Important details easily overlooked in a construction project can be numerous. For that reason, it is difficult to overstate the importance of creating a mock-up or a virtual prototype of your project. Mistakes can be avoided and rework eliminated by creating your project in SOLIDWORKS first.
In the image which follows, the mock-up of the stairway is a single part file. The stairway mock-up includes the green wall, flooring, and the descending stairs. The dimensions for the opening are critical. As can be observed from the image, the flooring and wall end in space.
We do not care about the steps because they are not an important detail. Only 3 or 4 of the steps were modeled, and that was strictly to make the image look more realistic. There is no reason to spend time modeling details that are not related to the overall objective. The significance of this model was to understand requirements for the stair railing system, and that is all.
The stair railing system is where all the details reside. The posts, connector plates, cover plates, cabling, hand rail, etc., were all modeled with an eye for accuracy. We may discover details not initially considered, which can prove invaluable. Case in point, the black molding which runs around 2 sides of the stairwell will require a certain clearance for the post base covers.
A person using SOLIDWORKS can easily alter the post positions to account for the molding. It may have been impossible to alter the post positions in the real world. Drilling new holes so close to the original holes would have weakened the structural integrity.
The final outcome, shown in the next image, came out exactly as expected. This is an excellent example of how an accurate mock-up can keep you from missing important details. The time spent creating a 3D representation of a project in SOLIDWORKS will be time well spent, and will reduce or eliminate costly errors.
It should be easy determining how many boxes of tile needed for a flooring project. Determine the square footage, then purchase the appropriate number of boxes. Buy an extra box or two for the “fudge factor”, such as broken tiles or bad cuts. It’s not always that easy, though.

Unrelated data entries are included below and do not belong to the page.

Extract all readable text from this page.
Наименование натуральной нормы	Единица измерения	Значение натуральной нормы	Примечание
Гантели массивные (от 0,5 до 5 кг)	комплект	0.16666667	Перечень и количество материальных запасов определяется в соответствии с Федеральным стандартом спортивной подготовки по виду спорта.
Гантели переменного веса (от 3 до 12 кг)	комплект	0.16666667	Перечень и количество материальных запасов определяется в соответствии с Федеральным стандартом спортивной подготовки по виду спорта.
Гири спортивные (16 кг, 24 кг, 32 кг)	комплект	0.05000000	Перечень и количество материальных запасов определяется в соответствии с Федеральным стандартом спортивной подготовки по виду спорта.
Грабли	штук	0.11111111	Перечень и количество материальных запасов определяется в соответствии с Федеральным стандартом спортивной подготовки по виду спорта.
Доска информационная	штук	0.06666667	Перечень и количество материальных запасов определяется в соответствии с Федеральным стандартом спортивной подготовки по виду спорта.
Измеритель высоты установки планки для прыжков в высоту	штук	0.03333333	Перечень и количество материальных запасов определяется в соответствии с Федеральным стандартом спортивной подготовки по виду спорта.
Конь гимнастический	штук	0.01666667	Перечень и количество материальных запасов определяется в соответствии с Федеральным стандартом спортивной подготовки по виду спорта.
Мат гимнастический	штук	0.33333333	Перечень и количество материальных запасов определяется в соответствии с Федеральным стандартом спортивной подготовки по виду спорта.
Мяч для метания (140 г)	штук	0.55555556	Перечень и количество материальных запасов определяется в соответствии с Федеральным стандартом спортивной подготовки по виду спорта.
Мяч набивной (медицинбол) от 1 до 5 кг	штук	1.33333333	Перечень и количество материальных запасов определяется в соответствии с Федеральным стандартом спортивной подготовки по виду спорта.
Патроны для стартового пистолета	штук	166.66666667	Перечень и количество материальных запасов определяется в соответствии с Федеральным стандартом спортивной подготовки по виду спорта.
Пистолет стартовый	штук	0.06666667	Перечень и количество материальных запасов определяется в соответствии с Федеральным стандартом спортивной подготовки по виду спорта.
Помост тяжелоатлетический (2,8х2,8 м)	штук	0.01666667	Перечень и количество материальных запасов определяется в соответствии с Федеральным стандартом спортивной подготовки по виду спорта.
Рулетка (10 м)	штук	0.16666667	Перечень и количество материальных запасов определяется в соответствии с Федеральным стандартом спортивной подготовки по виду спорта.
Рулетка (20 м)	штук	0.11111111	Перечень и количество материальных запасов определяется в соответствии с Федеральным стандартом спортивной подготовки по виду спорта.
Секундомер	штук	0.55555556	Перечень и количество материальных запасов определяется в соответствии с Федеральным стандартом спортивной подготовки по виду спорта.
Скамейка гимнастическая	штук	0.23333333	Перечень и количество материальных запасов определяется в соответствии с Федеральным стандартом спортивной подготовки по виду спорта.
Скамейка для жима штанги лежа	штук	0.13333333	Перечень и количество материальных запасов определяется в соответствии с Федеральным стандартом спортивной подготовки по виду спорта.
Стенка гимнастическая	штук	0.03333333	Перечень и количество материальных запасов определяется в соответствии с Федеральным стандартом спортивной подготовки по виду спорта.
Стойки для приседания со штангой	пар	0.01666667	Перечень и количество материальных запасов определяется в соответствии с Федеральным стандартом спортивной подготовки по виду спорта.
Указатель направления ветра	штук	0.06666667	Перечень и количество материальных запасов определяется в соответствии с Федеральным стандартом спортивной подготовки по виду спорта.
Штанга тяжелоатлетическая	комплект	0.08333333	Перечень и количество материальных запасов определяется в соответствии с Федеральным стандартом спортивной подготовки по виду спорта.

Considering how easy it is to lay out a floor in SOLIDWORKS, you have no reason not to do this. The following image shows an example of what your first step should be. Take your measurements and transfer those measurements to a simple sketch. It isn’t necessary to include much detail.
In our example, the largest rectangular area represents a front entryway of a home. There is a closet on the left and a small bathroom. Construction lines highlight minor wall details. It isn’t really necessary to show the wall details, but it is a point of interest, considering tile will need to be cut to accommodate the walls. Once the sketch is done, it’s time to move on to the next step.
Positioning The First Tile
Aside from accurate measurements, deciding on the best starting point is probably the next most important step in a tile project. Obviously, it is beneficial to pick a starting point which will minimize cutting (and therefore labor), but there are other factors as well.
Most of the solid lines in our tile layout perimeter represent hard walls, except for one. There will be a transition to a different floor type along one line. The transition is annotated in the following image.
It is desirable to have complete, uncut tile adjacent to any transition. Tiles are typically positioned with their cut side pointing to a wall. For this reason, we will position the first tile as shown in the image. Create a new sketch and add dimensions so the tile in your model represents the exact size of the real tile. This is extremely important, so you may even want to make a “field trip” to the store of your choice to measure the tile prior to making a purchase.
The tile model is considered a “solid body” in the SOLIDWORKS software. Therefor, we will want to pattern bodies as opposed to features. Make sure you click the appropriate list box prior to selecting the body (or “tile”). The “Bodies” section of the Linear Pattern command is shown in the following image (see the inset).
Depending on the shape of the area being tiled, and the placement of the first tile, it may be necessary to create 2 or more patterns. In the previous image, the first pattern fills most of the area to the right. The second pattern is in progress, so the image shows the preview. The observant reader will notice we are patterning a total of 6 bodies in a single direction. It will be necessary to do that again in order to fill the bathroom area.
The Completed Layout
This last image shows the final layout using a total of 3 patterns. The inset shows the upper portion of the FeatureManager, which includes the Solid Bodies folder. It isn’t necessary to count the bodies. SOLIDWORKS has already done that for us. That’s what the “192” represents to the right of the Solid Bodies folder name.
All that remains is to decide what to do with the results. If the tile is 12×12 inches, and the pattern spacing is 12.25×12.25, that means you’re allotting a quarter inch for spacing between tiles. If you adjust the spacing, make sure you adjust it for all pattern directions uniformly. Consider using a global variable for pattern spacing values (which is outside the scope of this blog). A global variable makes changing the spacing extremely easy because a single change made to the global variable’s value can drive the spacing for every pattern.
Should the spacing value be increased to help close the gaps between the tile and wall? Are you okay cutting 2″ strips of tile? Should you try shopping for tile with a larger footprint? Those are construction and design questions SOLIDWORKS can’t answer for you, but SOLIDWORKS sure can play a substantial role in helping you know where you stand!
Good luck with your next home project, and Happy Modeling!